Whether driving or idling, once the AC is on, the temp gauge needle starts to creep up to the high end of normal range after 30-40 minutes. Once I turn the AC off the needle drops back down, but still not to where it typically rests. Additionally, even with the AC off, needle creeps up when driving over 70mph after 20 minutes at or around that speed. No problems with AC off with in town driving at lower speeds. Just had a flush and fill 5000 miles ago. Not sure it makes a difference but the AC doesn't blow real cold.I don't see as that has anything to do with the overheating issue. Before I take it into the shop are there any things I can do first though. Is there anything I can do before getting raped at the repair shop? Thanks


----------



## cj1 (Oct 21, 2014)

" Just had a flush and fill 5000 miles ago"

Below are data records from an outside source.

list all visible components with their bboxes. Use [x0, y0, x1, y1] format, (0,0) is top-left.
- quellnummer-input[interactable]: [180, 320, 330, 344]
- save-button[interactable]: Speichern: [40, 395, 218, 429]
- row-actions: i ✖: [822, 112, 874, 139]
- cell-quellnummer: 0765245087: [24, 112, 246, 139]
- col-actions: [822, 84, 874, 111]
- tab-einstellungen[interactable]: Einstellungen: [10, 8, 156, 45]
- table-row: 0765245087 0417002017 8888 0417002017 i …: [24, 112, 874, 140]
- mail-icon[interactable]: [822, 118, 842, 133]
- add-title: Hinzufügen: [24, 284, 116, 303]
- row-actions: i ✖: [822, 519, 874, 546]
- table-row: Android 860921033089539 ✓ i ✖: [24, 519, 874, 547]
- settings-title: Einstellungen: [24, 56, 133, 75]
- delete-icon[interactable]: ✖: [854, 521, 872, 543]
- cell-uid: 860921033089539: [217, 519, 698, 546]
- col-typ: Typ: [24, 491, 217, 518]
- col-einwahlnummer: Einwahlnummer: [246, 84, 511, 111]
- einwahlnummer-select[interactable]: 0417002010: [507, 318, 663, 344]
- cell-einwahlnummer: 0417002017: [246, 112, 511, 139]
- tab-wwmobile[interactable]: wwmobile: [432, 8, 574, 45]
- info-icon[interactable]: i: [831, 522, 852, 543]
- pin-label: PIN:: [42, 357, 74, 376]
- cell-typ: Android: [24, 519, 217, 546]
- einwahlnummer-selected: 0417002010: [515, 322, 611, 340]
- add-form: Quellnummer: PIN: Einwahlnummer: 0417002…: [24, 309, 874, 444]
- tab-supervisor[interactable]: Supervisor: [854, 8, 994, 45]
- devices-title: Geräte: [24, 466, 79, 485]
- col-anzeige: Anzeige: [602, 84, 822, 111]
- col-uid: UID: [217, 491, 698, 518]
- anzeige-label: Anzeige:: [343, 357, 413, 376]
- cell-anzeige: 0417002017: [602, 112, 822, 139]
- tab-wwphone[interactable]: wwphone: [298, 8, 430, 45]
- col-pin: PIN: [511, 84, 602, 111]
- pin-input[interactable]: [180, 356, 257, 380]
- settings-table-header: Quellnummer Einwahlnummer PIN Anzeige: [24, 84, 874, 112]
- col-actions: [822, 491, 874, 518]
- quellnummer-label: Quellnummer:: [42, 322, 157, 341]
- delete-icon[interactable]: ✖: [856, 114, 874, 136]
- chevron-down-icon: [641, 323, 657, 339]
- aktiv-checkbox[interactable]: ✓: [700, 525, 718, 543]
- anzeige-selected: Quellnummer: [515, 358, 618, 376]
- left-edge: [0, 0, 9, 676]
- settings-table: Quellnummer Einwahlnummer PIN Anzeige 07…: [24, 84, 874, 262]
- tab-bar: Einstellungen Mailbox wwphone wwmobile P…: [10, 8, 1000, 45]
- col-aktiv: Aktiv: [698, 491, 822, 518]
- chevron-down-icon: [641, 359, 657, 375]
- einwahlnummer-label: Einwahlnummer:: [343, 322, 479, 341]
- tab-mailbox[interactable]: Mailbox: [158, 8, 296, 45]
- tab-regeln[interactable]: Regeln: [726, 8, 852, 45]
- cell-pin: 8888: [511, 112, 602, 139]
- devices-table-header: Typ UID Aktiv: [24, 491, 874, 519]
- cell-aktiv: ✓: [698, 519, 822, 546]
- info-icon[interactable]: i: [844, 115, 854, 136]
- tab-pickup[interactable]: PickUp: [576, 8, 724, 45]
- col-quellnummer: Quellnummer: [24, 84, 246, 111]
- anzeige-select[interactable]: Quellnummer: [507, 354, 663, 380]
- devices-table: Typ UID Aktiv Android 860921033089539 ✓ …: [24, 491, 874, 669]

If overheating started after coolant service could be related to air or improper fill in system. 

Best to begin by verifying engine temp with scan tool. Is thermostat opening at correct temp and is cooling fan is turning on according to spec?


----------



## SPEEDO (Jun 9, 2003)

probably a air pocket, raise the front of the car (ramps, jackstands etc) start the car with rad cap off, rev a little and the air usually works its way out


----------



## rigo120 (Aug 25, 2015)

Check that your cooling fans are spinning let it idle, reaching normal temp the fan should kick on if the needle goes over normal temps before the fans even turn on then most likely your fans aren't kicking on
check the fuses. If fuses check out ok try jump starting the fan motors


----------